Pastor Mick has travelled his own road to Damascus, from a life of crime to being tested everyday by the impact of coronavirus. I wanted to know what motivates him to keep going.

“What I do today, it’s not a penance, it’s the complete opposite. It’s a privilege to serve the people of Burnley. It’s a glorious thing,” he said.

But then Mick revealed a staggering story to try and explain why he is at peace with those terrible events of his childhood.

Ten years ago, he befriended a homeless alcoholic outside a take away. Mick listened to him, cared for him, helped him to get sober and reunite with his family. The man died two years later but his family was thankful they’d all been together.

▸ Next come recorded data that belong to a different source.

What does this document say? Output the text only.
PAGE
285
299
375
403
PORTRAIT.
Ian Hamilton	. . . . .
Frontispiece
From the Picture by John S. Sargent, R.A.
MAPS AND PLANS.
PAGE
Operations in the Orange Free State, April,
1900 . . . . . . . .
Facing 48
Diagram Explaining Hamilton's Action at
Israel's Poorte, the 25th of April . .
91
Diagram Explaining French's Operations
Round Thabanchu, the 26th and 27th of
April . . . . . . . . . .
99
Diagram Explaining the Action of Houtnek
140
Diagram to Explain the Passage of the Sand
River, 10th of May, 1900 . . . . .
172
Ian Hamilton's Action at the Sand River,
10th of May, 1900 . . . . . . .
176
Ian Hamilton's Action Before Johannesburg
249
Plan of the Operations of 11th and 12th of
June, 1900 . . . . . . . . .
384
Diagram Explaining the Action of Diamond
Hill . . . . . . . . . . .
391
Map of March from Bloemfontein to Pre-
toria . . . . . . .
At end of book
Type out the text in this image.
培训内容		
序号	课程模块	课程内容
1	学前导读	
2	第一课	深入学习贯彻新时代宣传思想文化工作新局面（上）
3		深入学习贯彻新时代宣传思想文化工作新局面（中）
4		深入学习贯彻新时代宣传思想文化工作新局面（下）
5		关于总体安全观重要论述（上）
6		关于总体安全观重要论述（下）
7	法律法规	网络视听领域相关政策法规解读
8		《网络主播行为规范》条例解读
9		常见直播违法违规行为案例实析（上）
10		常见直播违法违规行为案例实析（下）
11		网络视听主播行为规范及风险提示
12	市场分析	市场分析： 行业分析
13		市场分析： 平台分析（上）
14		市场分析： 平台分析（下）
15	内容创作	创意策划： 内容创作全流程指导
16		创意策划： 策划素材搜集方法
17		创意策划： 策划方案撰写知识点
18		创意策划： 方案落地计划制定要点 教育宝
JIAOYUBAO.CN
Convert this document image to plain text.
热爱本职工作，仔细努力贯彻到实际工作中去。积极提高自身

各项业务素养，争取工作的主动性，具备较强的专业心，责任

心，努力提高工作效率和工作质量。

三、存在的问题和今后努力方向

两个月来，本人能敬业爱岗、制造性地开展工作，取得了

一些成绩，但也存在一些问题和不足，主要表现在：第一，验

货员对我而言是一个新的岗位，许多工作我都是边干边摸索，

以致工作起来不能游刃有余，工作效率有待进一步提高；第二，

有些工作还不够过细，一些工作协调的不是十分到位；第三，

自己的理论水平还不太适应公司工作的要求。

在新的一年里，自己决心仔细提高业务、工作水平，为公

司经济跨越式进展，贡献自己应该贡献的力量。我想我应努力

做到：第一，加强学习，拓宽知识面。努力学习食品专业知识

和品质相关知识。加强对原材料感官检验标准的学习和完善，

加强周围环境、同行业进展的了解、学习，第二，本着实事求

“What I never told him or his family, or the police, was that he was the man who raped me as a child. Why? I knew that I had been forgiven for my past. I didn’t do what he had done, but still, terrible things, but I felt forgiven and I didn’t want to live in his sin.”

“This is why I’m free, I’m not spending my life in torment. It’s redemption.”

We next found Pastor Mick praying with a woman outside St Matthew’s. It was the second week in a row she had been here. She was distressed but finding comfort in Mick’s words.

Fr Alex explained what had happened. “She came last Saturday and she broke down and told me her daughter had killed herself.”

Afterwards, the woman, Sonia, explained the difference Pastor Mick and Fr Alex have made to her life. She said that without them she, too, would have taken her life.

Inside St Matthew’s, Fr Alex, broke down and sobbed. “I’m sorry about getting upset. You carry people’s burdens, you try to tell them it’s alright. It’s so upsetting.”

Pastor Mick is proud that it is “the people of faith who are stepping in and making a massive difference”.

But Fr Alex wants others to find a longer-term answer to the issues exposed by the coronavirus in places like Burnley.

The government says it is committed to reducing deprivation and has spent £100bn on welfare support this year.

This is the story of Pastor Mick’s journey, helping just some of those struggling in Burnley. But the fear is the challenges now facing our poorest communities will remain, long after this pandemic is over.